Stanford classification: (1) Type A: involves the ascending aorta and/or aortic arch and possibly the descending aorta. The tear can originate in the ascending aorta, in the aortic arch, or in the descending aorta. Requires primary surgical treatment because ascending aortic dissections often involve the aortic valve; (2) type B: involves the descending aorta or the arch (distal to right brachiocephalic artery origin), without involvement of the ascending aorta. Medically as initial treatment with surgery reserved for any complications.

CT: It is a fast noninvasive test that will give an accurate three-dimensional view of the aorta.

MR: Time-consuming procedure with inferior spatial resolution. Second-line technique. Useful in postsurgical follow-up.

Normal annulus area: 2 cm² in adults, varying from 2.5 to 4.0 cm².

CT: Planimetry is best achieved in axial MIP reformatted image during midsystole (approximately 20 % of the R-R interval or 50–100 ms from the R-wave peak depending on heart rate) to minimize artifacts.

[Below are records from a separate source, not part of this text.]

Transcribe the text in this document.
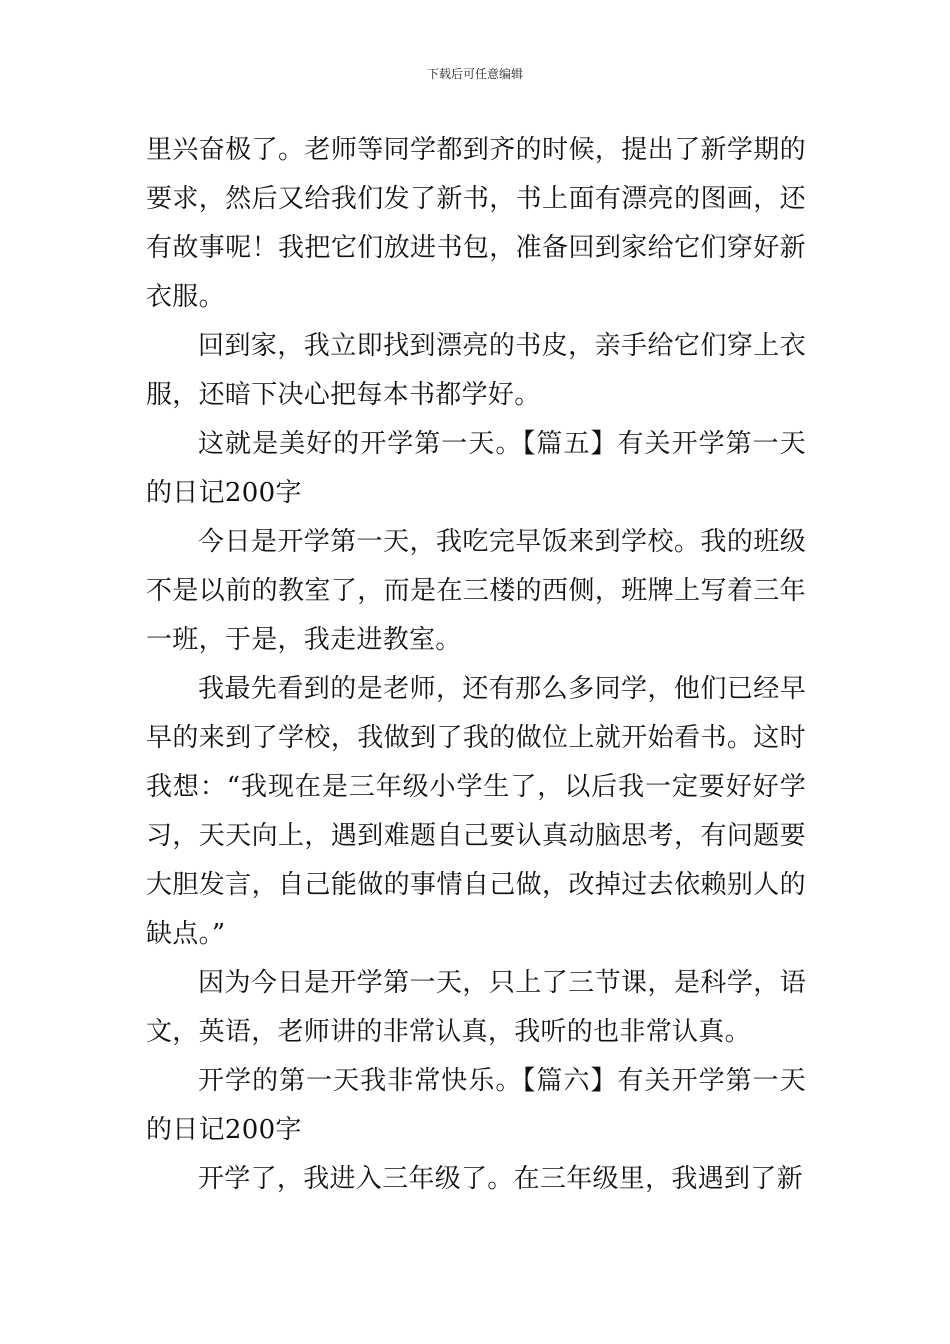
下载后可任意编辑

里兴奋极了。老师等同学都到齐的时候，提出了新学期的要求，然后又给我们发了新书，书上面有漂亮的图画，还有故事呢！我把它们放进书包，准备回到家给它们穿好新衣服。

回到家，我立即找到漂亮的书皮，亲手给它们穿上衣服，还暗下决心把每本书都学好。

这就是美好的开学第一天。【篇五】有关开学第一天的日记200字

今日是开学第一天，我吃完早饭来到学校。我的班级不是以前的教室了，而是在三楼的西侧，班牌上写着三年一班，于是，我走进教室。

我最先看到的是老师，还有那么多同学，他们已经早早的来到了学校，我做到了我的做位上就开始看书。这时我想：“我现在是三年级小学生了，以后我一定要好好学习，天天向上，遇到难题自己要认真动脑思考，有问题要大胆发言，自己能做的事情自己做，改掉过去依赖别人的缺点。”

因为今日是开学第一天，只上了三节课，是科学，语文，英语，老师讲的非常认真，我听的也非常认真。

开学的第一天我非常快乐。【篇六】有关开学第一天的日记200字

开学了，我进入三年级了。在三年级里，我遇到了新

MR: (1) LVOT (oblique axial) and LVIT/OT (oblique coronal) views; (2) short axis through aortic valve cusps, perpendicular to both the precedent views and at the level of the tips; (3) planimetry is achieved in an imaging plane through the valve tips in systole and acquiring multiple thin (4–5 mm) slices parallel to the valve orifice.

The most common congenital cardiac defect (1–2 % of population).

Two types: (1) two morphological and functional cusps and (2) three cusps, two of which are fused to a single aberrant one with the development of a raphe.

Association with aortic coarctation, PDA, and coronary artery anomalies.

Dilatation of sinus of Valsalva and ascending aorta.

CT: Can be difficult to differentiate the two types, because at diastole the raphe can be mistaken as a normal commissure. Reconstructions during systole are required.

MR: Permits to visualize the aortic valve morphology in axial image in systole. For quantification velocity mapping in systole shows the forward flow and peak velocity.